We think you need these skills to ace Lead Analyst - Total Service (Operations) in London
Some tips for your application 🫡
Show Your Passion:When you're writing your application, let your enthusiasm for our mission of Money Without Borders shine through. We want to see how you connect with our goals and how you can contribute to making money management easier for everyone.
Tailor Your Experience:Make sure to highlight your relevant experience in analytics and operations. We love seeing how your background aligns with the role, so don’t be shy about showcasing your skills in capacity planning, forecasting, and data analysis.
Be Clear and Concise:Keep your application straightforward and to the point. We appreciate clarity, so avoid jargon and focus on communicating your ideas effectively. Remember, we’re looking for someone who can simplify complex data into actionable insights!
Apply Through Our Website:We encourage you to apply directly through our website. It’s the best way for us to receive your application and ensures you’re considered for the role. Plus, it gives you a chance to explore more about what we do at Wise!
How to prepare for a job interview at Wise
✨Know Your Data Inside Out
As a Lead Data Analyst, you'll be expected to have a solid grasp of data models and analytics. Brush up on your SQL skills and be ready to discuss how you've used data to drive decisions in past roles. Prepare examples that showcase your ability to separate signal from noise in complex datasets.

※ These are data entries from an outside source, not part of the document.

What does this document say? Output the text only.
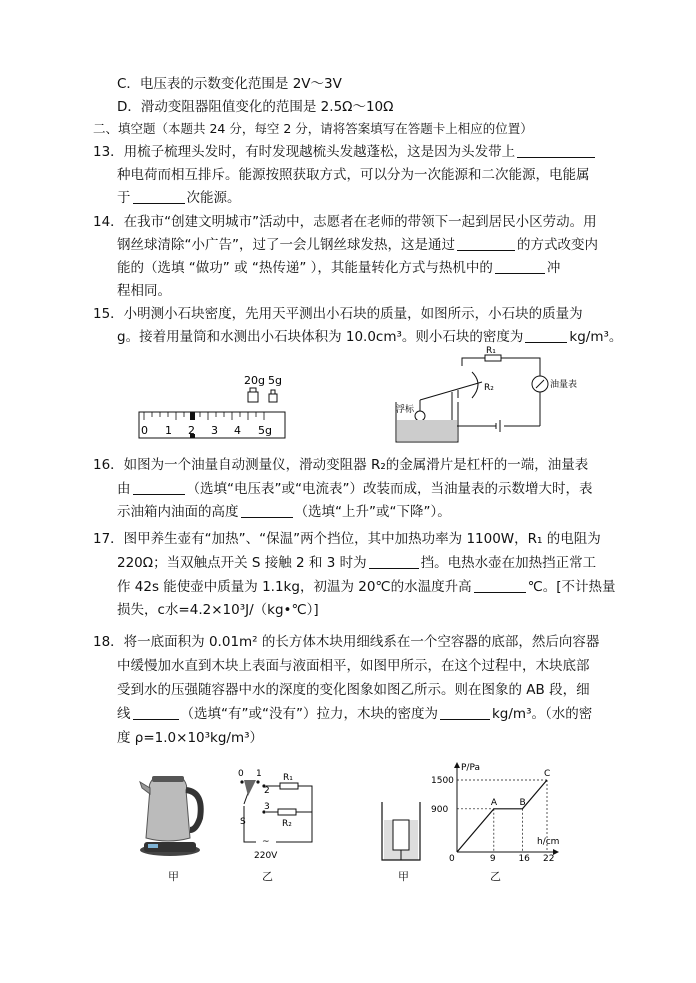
C．电压表的示数变化范围是 2V～3V
D．滑动变阻器阻值变化的范围是 2.5Ω～10Ω
二、填空题（本题共 24 分，每空 2 分，请将答案填写在答题卡上相应的位置）
13．用梳子梳理头发时，有时发现越梳头发越蓬松，这是因为头发带上
种电荷而相互排斥。能源按照获取方式，可以分为一次能源和二次能源，电能属
于	次能源。
14．在我市“创建文明城市”活动中，志愿者在老师的带领下一起到居民小区劳动。用
钢丝球清除“小广告”，过了一会儿钢丝球发热，这是通过	的方式改变内
能的（选填 “做功” 或 “热传递” ），其能量转化方式与热机中的	冲
程相同。
15．小明测小石块密度，先用天平测出小石块的质量，如图所示，小石块的质量为
g。接着用量筒和水测出小石块体积为 10.0cm³。则小石块的密度为	kg/m³。
20g 5g
0 1 2 3 4 5g
R₁
R₂
浮标
油量表
16．如图为一个油量自动测量仪，滑动变阻器 R₂的金属滑片是杠杆的一端，油量表
由	（选填“电压表”或“电流表”）改装而成，当油量表的示数增大时，表
示油箱内油面的高度	（选填“上升”或“下降”）。
17．图甲养生壶有“加热”、“保温”两个挡位，其中加热功率为 1100W，R₁ 的电阻为
220Ω；当双触点开关 S 接触 2 和 3 时为	挡。电热水壶在加热挡正常工
作 42s 能使壶中质量为 1.1kg，初温为 20℃的水温度升高	℃。[不计热量
损失，c水=4.2×10³J/（kg•℃）]
18．将一底面积为 0.01m² 的长方体木块用细线系在一个空容器的底部，然后向容器
中缓慢加水直到木块上表面与液面相平，如图甲所示，在这个过程中，木块底部
受到水的压强随容器中水的深度的变化图象如图乙所示。则在图象的 AB 段，细
线	（选填“有”或“没有”）拉力，木块的密度为	kg/m³。（水的密
度 ρ=1.0×10³kg/m³）
甲
0 1
2
3
R₁
R₂
S
220V
~
乙	甲
P/Pa
h/cm
0
A B
C
9	16 22
900
1500
乙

✨Showcase Your Problem-Solving Skills
Be prepared to tackle hypothetical scenarios during the interview. Think about how you would approach capacity planning or predictive modelling challenges. Use the STAR method (Situation, Task, Action, Result) to structure your responses and highlight your strategic mindset.
✨Collaborate Like a Pro
Collaboration is key in this role. Be ready to discuss how you've worked with cross-functional teams in the past. Share specific examples of how your insights led to operational improvements and how you’ve standardised processes across teams.
✨Understand Wise's Mission
Familiarise yourself with Wise's mission of 'Money Without Borders'. Be prepared to articulate how your skills and experiences align with this mission. Show enthusiasm for the company's goals and be ready to discuss how you can contribute to making money management easier for everyone.